The palpable buzz after a 6-4 victory in Game 1 in the qualifying round against Edmonton is gone after a concerning defensive performance that was accompanied by a lot of positional and puck-handling sloppiness in Game 2. Led by Connor McDavid’s first career playoff hat trick and puck donations from Corey Crawford, Ryan Carpenter, and Alex Nylander, it was the Oilers’ turn to put up half a dozen on the scoresheet.
Crawford was completely hung out to dry by his defense. Well, except for the fifth goal when he put it on a silver platter for James Neal. Adam Boqvist looked exactly like a 19-year-old in his first ever postseason action, especially on the first goal – which came 19 seconds into the game. Boqvist cheated on the completely other end of the ice, and a loose puck found the best player in the world uncontested in front of Crawford for his first of three. A few minutes later, Olli Maatta, known for not being so fleet of foot on the blueline, got beat from the neutral zone and in by McDavid who also showed off an excellent backhand that he sent to the roof of the net.

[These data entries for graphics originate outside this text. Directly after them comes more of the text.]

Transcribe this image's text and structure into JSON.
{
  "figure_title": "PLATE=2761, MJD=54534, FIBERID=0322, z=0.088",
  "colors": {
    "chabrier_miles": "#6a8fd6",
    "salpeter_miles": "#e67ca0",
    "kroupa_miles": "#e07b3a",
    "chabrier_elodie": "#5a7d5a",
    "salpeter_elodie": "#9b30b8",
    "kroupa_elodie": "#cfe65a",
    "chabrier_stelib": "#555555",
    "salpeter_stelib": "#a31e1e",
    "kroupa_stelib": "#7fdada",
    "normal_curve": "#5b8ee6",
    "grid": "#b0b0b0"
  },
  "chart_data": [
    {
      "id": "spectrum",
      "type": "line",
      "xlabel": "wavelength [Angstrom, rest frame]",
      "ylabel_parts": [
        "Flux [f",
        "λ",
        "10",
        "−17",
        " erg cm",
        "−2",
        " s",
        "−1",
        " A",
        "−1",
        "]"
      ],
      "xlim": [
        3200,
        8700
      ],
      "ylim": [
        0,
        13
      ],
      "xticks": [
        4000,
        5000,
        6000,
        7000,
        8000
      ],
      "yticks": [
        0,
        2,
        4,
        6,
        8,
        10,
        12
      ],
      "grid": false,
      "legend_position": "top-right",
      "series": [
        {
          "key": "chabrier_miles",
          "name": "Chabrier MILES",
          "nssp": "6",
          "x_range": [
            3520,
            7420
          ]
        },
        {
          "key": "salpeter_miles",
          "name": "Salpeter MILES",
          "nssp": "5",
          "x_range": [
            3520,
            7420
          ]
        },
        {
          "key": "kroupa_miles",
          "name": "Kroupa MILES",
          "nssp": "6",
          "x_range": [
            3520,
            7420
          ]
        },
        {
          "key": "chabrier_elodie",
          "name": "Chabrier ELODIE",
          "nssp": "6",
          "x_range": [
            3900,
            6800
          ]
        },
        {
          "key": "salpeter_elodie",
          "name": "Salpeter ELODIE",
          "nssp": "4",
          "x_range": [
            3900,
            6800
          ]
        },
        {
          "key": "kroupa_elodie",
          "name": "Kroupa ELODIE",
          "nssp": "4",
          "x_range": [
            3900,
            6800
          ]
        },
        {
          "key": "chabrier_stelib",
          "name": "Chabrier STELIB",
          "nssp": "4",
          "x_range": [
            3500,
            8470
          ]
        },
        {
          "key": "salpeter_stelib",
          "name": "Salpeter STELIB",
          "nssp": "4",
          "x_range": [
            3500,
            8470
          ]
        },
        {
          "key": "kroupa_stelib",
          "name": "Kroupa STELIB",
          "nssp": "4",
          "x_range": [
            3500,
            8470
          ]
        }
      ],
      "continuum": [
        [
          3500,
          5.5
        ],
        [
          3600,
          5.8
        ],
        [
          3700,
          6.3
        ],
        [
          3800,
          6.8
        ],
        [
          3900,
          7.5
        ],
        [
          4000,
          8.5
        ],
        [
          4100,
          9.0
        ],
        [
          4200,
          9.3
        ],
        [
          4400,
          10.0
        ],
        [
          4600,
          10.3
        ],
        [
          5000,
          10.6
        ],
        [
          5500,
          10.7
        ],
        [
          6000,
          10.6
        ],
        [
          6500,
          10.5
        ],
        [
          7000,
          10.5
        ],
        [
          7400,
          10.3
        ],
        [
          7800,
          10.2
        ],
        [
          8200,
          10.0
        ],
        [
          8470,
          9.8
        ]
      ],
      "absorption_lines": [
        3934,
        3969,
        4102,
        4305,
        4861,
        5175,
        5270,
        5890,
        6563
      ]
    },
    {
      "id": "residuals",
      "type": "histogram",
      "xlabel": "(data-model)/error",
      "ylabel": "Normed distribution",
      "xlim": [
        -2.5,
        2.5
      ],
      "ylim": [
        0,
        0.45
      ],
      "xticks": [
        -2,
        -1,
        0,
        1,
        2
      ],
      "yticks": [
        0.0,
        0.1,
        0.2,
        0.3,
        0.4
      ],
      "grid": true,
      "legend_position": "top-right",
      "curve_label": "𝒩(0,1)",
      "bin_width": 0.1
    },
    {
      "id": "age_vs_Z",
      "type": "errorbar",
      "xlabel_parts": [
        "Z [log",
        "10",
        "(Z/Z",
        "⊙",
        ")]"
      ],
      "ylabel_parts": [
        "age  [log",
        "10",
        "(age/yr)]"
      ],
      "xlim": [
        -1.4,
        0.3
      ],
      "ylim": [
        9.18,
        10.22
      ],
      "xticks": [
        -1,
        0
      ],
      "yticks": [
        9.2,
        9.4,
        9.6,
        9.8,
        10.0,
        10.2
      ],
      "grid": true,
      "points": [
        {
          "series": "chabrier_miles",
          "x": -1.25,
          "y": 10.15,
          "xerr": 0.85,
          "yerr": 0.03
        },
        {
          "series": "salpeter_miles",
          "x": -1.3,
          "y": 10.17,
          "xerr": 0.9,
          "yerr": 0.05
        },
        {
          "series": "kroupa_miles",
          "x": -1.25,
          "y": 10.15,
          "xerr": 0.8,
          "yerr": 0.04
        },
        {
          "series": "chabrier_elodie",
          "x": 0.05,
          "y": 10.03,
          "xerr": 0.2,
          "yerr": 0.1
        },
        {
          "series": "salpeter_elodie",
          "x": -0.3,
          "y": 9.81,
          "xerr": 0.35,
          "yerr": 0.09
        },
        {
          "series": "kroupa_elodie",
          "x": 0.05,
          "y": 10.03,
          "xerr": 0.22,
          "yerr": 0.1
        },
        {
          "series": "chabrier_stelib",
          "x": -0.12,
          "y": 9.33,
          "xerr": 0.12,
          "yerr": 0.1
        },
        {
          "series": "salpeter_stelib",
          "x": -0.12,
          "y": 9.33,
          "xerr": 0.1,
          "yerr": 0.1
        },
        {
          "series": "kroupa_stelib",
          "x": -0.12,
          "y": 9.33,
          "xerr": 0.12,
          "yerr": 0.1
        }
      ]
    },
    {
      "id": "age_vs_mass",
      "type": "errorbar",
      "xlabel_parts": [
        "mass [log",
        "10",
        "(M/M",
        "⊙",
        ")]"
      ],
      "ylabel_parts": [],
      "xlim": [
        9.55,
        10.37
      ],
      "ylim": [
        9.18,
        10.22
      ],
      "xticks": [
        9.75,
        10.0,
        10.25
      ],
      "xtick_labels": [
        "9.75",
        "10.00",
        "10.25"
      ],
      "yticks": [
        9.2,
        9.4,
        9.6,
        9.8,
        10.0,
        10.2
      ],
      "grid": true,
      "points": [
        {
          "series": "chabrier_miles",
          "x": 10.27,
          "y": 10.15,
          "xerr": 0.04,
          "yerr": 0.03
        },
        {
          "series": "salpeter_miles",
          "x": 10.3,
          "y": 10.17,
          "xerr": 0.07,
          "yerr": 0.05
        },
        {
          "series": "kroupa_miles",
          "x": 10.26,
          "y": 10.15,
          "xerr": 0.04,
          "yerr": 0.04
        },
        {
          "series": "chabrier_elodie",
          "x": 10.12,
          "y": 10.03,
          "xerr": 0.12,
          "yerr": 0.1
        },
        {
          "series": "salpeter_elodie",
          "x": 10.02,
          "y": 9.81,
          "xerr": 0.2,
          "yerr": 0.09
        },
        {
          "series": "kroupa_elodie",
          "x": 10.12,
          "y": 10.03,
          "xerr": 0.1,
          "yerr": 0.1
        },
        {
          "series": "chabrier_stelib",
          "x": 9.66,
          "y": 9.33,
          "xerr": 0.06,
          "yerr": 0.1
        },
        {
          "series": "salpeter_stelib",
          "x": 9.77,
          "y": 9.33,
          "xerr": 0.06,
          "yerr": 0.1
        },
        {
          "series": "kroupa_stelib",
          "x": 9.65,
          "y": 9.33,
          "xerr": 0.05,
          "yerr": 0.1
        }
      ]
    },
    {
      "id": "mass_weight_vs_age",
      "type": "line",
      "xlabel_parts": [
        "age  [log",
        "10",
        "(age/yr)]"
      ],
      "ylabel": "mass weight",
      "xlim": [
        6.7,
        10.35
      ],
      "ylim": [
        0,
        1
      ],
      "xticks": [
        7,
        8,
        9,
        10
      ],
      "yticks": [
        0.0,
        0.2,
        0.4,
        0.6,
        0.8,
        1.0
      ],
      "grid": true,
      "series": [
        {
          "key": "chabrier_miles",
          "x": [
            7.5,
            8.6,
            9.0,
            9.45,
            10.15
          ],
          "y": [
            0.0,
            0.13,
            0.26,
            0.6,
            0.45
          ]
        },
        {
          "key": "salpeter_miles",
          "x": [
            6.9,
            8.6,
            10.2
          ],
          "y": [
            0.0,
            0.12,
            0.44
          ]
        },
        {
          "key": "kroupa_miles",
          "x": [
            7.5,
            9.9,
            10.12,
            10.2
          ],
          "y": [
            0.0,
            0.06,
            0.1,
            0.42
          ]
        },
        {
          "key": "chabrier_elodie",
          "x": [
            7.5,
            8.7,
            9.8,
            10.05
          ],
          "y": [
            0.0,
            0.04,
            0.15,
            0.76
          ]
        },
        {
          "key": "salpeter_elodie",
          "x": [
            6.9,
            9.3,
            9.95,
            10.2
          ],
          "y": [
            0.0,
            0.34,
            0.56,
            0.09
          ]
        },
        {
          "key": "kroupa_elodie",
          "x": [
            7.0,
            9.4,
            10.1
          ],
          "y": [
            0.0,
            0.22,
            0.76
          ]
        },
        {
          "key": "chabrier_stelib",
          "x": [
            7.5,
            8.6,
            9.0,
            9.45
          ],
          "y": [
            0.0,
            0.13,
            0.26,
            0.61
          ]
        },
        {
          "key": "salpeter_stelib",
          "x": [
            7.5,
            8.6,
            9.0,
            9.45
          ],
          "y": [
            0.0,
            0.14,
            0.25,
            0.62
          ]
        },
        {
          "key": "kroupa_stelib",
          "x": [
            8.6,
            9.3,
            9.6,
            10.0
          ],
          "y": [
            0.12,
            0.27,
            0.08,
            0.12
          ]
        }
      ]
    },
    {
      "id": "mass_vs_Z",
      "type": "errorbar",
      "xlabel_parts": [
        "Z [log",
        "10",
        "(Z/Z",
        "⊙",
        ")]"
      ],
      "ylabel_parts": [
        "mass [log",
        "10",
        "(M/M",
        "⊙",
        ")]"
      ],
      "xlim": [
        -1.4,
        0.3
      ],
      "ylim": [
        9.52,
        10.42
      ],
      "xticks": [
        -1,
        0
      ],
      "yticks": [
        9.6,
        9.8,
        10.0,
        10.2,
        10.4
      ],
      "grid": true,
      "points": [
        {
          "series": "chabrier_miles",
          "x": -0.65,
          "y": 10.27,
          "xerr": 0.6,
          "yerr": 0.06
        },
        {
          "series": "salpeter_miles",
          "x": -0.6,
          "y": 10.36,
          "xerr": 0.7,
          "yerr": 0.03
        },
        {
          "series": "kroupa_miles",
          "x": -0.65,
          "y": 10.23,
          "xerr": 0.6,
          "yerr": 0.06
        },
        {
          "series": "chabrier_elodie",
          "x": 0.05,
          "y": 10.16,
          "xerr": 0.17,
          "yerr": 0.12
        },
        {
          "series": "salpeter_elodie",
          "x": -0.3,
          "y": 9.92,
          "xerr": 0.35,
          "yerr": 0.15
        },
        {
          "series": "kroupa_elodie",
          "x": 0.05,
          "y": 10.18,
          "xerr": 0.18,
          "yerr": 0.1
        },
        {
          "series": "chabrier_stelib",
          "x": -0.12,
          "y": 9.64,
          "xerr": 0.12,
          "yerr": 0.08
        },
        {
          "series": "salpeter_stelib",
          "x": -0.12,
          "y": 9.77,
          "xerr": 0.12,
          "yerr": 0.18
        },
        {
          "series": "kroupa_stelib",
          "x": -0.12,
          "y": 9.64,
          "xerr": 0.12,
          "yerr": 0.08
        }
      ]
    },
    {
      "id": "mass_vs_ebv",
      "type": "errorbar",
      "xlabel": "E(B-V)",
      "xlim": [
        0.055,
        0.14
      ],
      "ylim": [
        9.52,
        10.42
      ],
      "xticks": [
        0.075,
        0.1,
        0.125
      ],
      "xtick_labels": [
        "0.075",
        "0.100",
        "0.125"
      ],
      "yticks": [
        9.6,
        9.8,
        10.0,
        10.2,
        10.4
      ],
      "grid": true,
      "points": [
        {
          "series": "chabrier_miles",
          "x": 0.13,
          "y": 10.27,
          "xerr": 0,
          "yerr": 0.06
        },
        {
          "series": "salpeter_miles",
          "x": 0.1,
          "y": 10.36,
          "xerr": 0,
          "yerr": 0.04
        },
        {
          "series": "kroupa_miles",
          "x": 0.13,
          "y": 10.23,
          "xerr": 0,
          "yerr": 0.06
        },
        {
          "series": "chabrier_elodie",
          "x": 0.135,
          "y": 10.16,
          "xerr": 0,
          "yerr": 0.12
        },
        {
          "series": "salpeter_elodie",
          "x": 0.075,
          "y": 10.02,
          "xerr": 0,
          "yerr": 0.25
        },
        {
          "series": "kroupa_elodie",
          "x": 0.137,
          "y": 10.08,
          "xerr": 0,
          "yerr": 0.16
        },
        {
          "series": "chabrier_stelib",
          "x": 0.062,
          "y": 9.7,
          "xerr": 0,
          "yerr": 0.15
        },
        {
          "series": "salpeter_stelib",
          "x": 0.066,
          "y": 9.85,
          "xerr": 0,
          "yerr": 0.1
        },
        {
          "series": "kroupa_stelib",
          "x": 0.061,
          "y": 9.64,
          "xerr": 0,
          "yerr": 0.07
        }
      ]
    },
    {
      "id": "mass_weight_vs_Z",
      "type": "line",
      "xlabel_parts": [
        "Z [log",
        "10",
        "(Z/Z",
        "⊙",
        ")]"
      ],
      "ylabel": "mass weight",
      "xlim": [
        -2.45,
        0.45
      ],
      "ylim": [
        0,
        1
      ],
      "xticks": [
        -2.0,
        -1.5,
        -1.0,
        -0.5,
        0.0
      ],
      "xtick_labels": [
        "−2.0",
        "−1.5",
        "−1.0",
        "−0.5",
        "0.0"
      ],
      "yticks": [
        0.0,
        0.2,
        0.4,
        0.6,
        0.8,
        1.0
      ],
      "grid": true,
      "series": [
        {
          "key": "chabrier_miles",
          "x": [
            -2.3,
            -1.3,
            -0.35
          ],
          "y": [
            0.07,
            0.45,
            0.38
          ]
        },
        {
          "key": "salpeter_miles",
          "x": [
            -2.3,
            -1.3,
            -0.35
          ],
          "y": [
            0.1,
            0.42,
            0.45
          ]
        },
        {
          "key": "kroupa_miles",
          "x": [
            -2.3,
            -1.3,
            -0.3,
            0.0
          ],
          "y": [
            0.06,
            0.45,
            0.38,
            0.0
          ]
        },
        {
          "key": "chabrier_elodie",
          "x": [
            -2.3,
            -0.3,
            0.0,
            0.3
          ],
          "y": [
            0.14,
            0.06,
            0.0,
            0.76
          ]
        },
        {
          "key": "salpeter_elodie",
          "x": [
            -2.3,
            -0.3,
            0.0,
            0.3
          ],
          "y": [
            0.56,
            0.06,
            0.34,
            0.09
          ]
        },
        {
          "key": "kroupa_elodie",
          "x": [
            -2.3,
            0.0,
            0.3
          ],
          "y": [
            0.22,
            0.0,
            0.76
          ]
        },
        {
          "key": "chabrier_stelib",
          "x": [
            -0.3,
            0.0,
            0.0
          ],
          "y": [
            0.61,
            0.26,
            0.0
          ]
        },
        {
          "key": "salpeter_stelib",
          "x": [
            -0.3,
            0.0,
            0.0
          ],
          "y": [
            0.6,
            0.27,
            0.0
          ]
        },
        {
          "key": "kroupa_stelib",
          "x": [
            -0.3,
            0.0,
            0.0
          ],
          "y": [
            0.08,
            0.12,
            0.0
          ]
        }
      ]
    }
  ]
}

The third goal is where we begin to focus on lineup changes. Nylander failed to handle a simple outlet pass in the neutral zone. Unfortunately for him too, a shot went off his stick and redirected past Crawford for the third goal. That was a microcosm of Nylander’s season (and young career). He hasn’t made smart plays and has been soft on the puck all season.
Drake Caggiula’s suspension also loomed large. He’s one of few Blackhawks that plays with sandpaper, and he can contribute offensively on the third line. John Quenneville hardly played, and Nylander was brutal. His return will be much welcomed in Game 3.
I also thought Dylan Strome had a poor game, and he and Boqvist could not remove James Neal of the puck after Crawford’s gaffe for the sixth goal. I thought overall Kirby Dach had a strong game, but fresh off tying the game at three, you can’t take a neutral zone penalty against the best NHL power play of the last four decades. They’re damn near automatic. When you come back from a 3-1 deficit to tie, you can’t take a bad penalty in a non-danger area. Carpenter had a terrible clearing effort on the backhand which led to McDavid’s centering pass double-deflecting off Hawks into the net, but to be 4-on-5 in that scenario was tough.
Overall, here’s what I’d do:
- Leave Saad-Toews-Kubalik alone. They’re awesome.
- I’d put Dach between DeBrincat and Kane.
- With Dach up, you move Strome down and put him on the wing. Carpenter is capable of being a third-line center. I think Caggiula-Carpenter-Strome could be a strong third line.
- Sit Nylander and Quenneville (who Colliton obviously didn’t trust). I’m going for grit here on the fourth line to grind down a finesse team like Edmonton. That line should consist of Matthew Highmore, David Kampf, and newly-inserted Dylan Sikura or Brandon Hagel.